Le contenu de l’avertissement ou de la mise en demeure mentionnés au premier alinéa doit être précis et motivé, dans des conditions fixées par décret en Conseil d’État.
Les parties ont été interrogées, dans le cadre du délibéré, par avis du 19 février 2024, sur l’irrecevabilité éventuelle de la demande de l’URSSAF, à défaut de mise en demeure notifiée par l’organisme au cotisant.
L’URSSAF fait valoir qu’aucune mise en demeure n’a été notifiée au cotisant dès lors que ce dernier a procédé au paiement de la CSM le 19 janvier 2018.
Les consorts [C] exposent qu’à défaut pour l’URSSAF d’avoir notifié une mise en demeure au cotisant, elle ne peut solliciter le recouvrement de cette somme.
Il n’est pas contesté que le cotisant, après avoir reçu l’appel de cotisation, s’est acquitté spontanément, par chèque daté du 19 janvier 2018, de l’intégralité du montant de la CSM, et a ensuite contesté cet appel de cotisation devant la commission de recours amiable de l’URSSAF, puis devant une juridiction de sécurité sociale.
La mise en demeure étant, conformément au texte sus-visé, transmise au cotisant n’ayant pas procédé spontanément au paiement des cotisations réclamées, la question de la notification d’une mise en demeure préalable est dès lors sans objet.
Conformément aux termes du jugement rendu sous le bénéfice de l’exécution provisoire, le 21 septembre 2021, par le pôle social du tribunal judiciaire de Nanterre, l’URSSAF, après avoir eu connaissance de l’identité des héritiers du cotisant, a remboursé aux consorts [C], la somme de 53 111 euros avec intérêt au taux légal à compter de la notification du jugement, soit la somme de 9 216,49 euros.
Dans le cadre de la présente instance, l’URSSAF sollicite l’infirmation du jugement entrepris et par conséquent le remboursement des sommes versées.
Le jugement déféré étant infirmé en toutes ses dispositions, l’URSSAF est donc bien fondée à solliciter auprès des consorts [C], le remboursement des sommes versées en exécution de ce jugement, soit la somme de 53 111 euros, et des intérêts d’un montant de 9 216,49 euros, peu important l’absence de mise en demeure préalable.
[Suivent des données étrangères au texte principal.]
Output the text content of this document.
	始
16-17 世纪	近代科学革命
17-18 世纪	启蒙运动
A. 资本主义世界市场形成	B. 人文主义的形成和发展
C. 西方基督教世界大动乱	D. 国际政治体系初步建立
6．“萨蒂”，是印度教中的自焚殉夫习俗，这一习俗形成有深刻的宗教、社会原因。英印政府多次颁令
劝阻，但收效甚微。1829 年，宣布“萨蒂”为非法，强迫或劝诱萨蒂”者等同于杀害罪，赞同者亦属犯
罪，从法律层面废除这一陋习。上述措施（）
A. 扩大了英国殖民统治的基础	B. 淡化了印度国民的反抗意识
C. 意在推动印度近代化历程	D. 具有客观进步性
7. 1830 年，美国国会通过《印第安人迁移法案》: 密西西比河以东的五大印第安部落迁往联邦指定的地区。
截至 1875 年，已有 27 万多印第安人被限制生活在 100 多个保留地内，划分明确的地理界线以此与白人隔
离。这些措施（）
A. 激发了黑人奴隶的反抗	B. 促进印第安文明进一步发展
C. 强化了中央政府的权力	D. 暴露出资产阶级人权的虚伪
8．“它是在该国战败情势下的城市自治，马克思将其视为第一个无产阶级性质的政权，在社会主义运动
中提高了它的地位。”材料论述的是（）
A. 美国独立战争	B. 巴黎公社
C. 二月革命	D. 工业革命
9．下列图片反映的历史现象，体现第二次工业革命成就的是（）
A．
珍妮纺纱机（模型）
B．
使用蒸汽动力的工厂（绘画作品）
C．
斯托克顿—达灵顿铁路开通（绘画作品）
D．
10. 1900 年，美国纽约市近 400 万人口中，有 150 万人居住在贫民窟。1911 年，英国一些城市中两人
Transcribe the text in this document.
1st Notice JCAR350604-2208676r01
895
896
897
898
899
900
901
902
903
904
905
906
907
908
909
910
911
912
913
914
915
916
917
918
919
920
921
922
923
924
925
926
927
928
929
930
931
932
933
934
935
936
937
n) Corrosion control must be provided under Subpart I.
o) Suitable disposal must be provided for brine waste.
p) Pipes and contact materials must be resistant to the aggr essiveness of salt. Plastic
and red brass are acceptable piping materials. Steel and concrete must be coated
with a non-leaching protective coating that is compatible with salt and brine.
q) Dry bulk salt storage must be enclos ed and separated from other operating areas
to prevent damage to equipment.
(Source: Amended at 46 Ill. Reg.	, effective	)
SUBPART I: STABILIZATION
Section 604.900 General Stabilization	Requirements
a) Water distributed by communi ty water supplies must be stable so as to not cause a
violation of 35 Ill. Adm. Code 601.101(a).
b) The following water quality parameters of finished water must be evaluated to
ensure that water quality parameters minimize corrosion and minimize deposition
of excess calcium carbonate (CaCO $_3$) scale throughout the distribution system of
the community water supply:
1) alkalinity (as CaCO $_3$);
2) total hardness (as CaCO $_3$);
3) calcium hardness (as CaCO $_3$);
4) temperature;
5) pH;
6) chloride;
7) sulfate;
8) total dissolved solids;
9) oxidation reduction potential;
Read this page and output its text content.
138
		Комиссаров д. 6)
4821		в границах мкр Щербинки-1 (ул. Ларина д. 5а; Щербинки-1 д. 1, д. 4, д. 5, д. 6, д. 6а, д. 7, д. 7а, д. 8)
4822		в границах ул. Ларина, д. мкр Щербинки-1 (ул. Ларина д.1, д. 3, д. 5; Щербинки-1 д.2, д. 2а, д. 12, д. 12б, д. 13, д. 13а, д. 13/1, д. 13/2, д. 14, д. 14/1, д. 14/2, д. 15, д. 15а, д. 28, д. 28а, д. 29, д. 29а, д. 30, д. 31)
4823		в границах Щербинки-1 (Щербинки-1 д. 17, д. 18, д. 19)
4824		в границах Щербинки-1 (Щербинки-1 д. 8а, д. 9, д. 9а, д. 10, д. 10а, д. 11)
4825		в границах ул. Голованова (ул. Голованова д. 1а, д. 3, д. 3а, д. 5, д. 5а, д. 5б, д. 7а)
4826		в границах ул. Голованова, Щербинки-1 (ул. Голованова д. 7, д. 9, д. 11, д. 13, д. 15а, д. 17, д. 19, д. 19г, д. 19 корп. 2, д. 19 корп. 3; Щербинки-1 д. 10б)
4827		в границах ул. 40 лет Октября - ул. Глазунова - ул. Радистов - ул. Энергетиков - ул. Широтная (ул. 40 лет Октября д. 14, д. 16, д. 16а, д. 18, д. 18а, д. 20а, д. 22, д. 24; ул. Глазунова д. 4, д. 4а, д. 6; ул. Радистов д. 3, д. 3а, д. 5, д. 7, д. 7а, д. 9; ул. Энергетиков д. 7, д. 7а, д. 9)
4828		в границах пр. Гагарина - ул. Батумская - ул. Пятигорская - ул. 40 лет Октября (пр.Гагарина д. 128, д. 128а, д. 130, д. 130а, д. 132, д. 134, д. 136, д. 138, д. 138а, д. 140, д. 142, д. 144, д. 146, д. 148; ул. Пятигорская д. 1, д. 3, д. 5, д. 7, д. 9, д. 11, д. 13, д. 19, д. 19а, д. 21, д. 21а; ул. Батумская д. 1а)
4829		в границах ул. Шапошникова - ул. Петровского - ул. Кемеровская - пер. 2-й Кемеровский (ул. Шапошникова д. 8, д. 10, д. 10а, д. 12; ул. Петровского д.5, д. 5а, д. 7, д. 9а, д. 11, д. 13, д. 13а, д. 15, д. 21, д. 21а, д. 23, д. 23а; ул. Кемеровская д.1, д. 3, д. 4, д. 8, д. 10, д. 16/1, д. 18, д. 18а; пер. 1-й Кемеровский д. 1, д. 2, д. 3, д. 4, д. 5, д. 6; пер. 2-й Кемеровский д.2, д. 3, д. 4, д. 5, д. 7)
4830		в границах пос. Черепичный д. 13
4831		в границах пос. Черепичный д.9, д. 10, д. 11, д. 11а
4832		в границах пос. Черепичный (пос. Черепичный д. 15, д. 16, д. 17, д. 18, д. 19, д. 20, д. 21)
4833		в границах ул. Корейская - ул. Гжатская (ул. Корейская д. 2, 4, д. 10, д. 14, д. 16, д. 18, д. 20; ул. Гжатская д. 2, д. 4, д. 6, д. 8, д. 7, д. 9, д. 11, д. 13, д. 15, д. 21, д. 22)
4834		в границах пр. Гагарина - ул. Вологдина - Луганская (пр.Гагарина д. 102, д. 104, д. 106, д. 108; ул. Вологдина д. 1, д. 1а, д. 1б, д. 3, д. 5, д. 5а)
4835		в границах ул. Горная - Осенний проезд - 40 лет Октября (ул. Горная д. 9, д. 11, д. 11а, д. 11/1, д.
Sur les dépens et l’article 700 du code de procédure civile
Les consorts [C], qui succombent, seront condamnés aux dépens exposés tant devant les premiers juges qu’en cause d’appel. Ils seront également déboutés de leur demande formée en application de l’article 700 du code de procédure civile.
PAR CES MOTIFS
La cour, statuant publiquement et contradictoirement, par mise à disposition au greffe :
INFIRME le jugement entrepris en toutes ses dispositions ;
Statuant à nouveau,
Rejette le recours formé par Mme [Y] et M. [K] [C], venant aux droits de leur père [N] [C] ;
Déclare irrecevable le moyen tiré de la prescription opposé par Mme [Y] et M. [K] [C], venant aux droits de leur père [N] [C] ;
Dit que la demande reconventionnelle de l’URSSAF du Centre Val-de-Loire est recevable et bien fondée ;
En conséquence,
Condamne Mme [Y] et M. [K] [C], venant aux droits de leur père [N] [C], à rembourser à l’URSSAF du Centre Val-de-Loire la somme de 53 111 euros, assortie des intérêts de retard d’un montant de 9 216,49 euros ;
Condamne Mme [Y] et M. [K] [C], venant aux droits de [N] [C] aux dépens exposés tant devant le tribunal judiciaire de Nanterre que devant la cour de céans ;
En application de l’article 700 du code de procédure civile, rejette la demande formée par Mme [Y] et M. [K] [C], venant aux droits de [N] [C] ;
Prononcé par mise à disposition de l’arrêt au greffe de la cour, les parties en ayant été préalablement avisées dans les conditions prévues au deuxième alinéa de l’article 450 du code de procédure civile.
Signé par Madame Sylvia LE FISCHER, Présidente, et par Madame Juliette DUPONT, Greffière, à laquelle le magistrat signataire a rendu la minute.